Die neuen Spannungen
in der Zentralafrikanischen Republik drohen sich zu einem religiösen Konflikt auszuwachsen.
Das beobachtet der deutschsprachige Karmelitenpater Stefan, der sich derzeit im 250
Kilometer von Bangui entfernten Bouar aufhält. Der Südtiroler wirkt seit gut eineinhalb
Jahren in Zentralafrika und war bis September noch in der Hauptstadt, wo die Lage
in diesen Tagen eskalierte: Nachdem die Rebellen-Gruppe „Anti-Balaka“ in Bangui eingefallen
war, starben bei den sich anschließenden Auseinandersetzungen mehr als 300 Menschen.

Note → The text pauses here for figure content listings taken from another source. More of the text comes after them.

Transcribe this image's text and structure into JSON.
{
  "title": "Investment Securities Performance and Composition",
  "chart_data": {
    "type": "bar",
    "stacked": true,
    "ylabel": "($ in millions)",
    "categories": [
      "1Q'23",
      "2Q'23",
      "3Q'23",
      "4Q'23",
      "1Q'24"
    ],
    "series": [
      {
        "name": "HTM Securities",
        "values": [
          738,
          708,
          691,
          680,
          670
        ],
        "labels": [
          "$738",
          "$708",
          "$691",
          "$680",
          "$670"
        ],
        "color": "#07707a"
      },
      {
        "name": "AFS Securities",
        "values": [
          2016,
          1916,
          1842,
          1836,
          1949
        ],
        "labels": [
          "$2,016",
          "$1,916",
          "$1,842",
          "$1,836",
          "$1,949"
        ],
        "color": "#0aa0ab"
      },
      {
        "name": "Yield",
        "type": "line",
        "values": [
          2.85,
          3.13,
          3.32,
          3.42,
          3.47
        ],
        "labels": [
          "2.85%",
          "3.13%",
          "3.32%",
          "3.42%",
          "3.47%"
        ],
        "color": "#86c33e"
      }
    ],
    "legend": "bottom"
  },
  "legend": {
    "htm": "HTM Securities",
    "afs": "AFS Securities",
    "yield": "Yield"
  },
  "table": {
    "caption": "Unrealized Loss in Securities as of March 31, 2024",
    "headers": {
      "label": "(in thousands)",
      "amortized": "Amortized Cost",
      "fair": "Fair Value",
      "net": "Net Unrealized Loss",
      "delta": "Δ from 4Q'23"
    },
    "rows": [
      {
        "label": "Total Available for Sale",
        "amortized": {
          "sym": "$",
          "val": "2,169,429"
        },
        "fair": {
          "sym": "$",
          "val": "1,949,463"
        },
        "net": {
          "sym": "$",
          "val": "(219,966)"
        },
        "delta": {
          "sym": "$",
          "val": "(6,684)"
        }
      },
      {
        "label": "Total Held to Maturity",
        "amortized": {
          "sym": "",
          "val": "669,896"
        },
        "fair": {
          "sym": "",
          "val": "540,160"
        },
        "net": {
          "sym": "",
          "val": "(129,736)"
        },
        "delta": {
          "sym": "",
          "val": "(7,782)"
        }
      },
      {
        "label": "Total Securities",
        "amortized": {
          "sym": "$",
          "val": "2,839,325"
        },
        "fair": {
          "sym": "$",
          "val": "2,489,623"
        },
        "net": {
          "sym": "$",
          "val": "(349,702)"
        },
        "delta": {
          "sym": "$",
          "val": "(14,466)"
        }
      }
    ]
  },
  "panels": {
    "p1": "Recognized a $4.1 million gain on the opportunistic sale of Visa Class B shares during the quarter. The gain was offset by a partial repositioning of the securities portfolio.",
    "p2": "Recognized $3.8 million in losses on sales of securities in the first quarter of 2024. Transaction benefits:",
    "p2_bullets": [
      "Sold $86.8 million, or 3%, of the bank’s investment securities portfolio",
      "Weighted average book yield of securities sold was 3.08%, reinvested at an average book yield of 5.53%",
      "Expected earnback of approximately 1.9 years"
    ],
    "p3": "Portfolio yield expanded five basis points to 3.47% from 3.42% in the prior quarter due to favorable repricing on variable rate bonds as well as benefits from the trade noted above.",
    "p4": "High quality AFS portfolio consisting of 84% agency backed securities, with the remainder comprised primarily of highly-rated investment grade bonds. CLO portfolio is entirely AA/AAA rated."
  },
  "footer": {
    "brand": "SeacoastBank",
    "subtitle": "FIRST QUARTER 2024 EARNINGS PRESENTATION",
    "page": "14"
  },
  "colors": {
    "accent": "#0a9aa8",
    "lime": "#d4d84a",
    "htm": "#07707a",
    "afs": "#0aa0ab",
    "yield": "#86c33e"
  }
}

Worum geht es genau bei dem Konflikt? Und wer sind die Angreifer, die die Zivilbevölkerung
in Angst und Schrecken versetzen? Dazu Pater Stefan:
„Die meisten sind Christen,
aber nicht in dem Sinne, dass sie nach dem Evangelium handeln... Es sind Leute vom
Land, die es nicht mehr aushalten: Man hat zu viel gestohlen, getötet, ihre Häuser
und Dörfer verbrannt. Vor einer Woche haben diese Anti-Balaka die Hauptstadt angegriffen
und die Séléka, also die Muslime, haben darauf reagiert. Und so ist es jetzt eine
religiöse Sache geworden: Christen gegen Muslime.“
Vom eigentlich passablem
Verhältnis zwischen den beiden größten Religionsgemeinschaften im Land - der christlichen
Mehrheit und der muslimischen Minderheit - sei in einigen Gegenden im Land derzeit
kaum noch etwas übrig, berichtet der Geistliche. Es scheint so, dass sich zwei Fronten
gebildet hätten, so Pater Stefan – und zwar zum Leidwesen der Zivilbevölkerung:
„In
Bossangoa gibt es schon seit mehreren Monaten Einwohner, die neben dem Dom in der
Dompfarrei leben, weil sie Angst haben, dass die Séléka sie töten. Hier in Bouar,
wo ich jetzt bin, ist die Situation noch ruhiger. Ich gehe in die Stadt und spreche
mit Muslimen, mit Christen, alles ist normal. Aber in der Hauptstadt, da sind die
meisten Christen aus ihren Häusern in die Pfarreien geflohen. Bei unserer Gemeinschaft,
die man Karmel nennt, handelt es sich um ein kleines Haus mit normalerweise 15 Priestern
und Jugendlichen – jetzt sind dort 2600 Flüchtlinge!“
Insgesamt suchten
momentan 120.000 Flüchtlinge in Pfarreien Schutz, berichtet der Karmelit weiter. Das
sei ein großes Problem, schon allein deshalb, weil all diese Menschen ja auch versorgt
werden müssten, etwa mit Lebensmitteln. Seit einigen Tagen sind nun französische
Soldaten zusammen mit Kräften der Afrikanischen Union in der ehemaligen Kolonie, um
die Ordnung im Land wiederherzustellen. Pater Stefan zieht eine gemischte Bilanz zu
den bisherigen Wirkungen dieses Einsatzes:
„Es ist gut, dass sie da sind,
denn sie entwaffnen die Séléka und alle, die Waffen haben. Aber andererseits sind
die Séléka so noch mehr verärgert. Und die Christen haben jetzt große Angst, dass
etwas passiert... Deshalb kommen sie alle in unsere Pfarreien und Gemeinschaften.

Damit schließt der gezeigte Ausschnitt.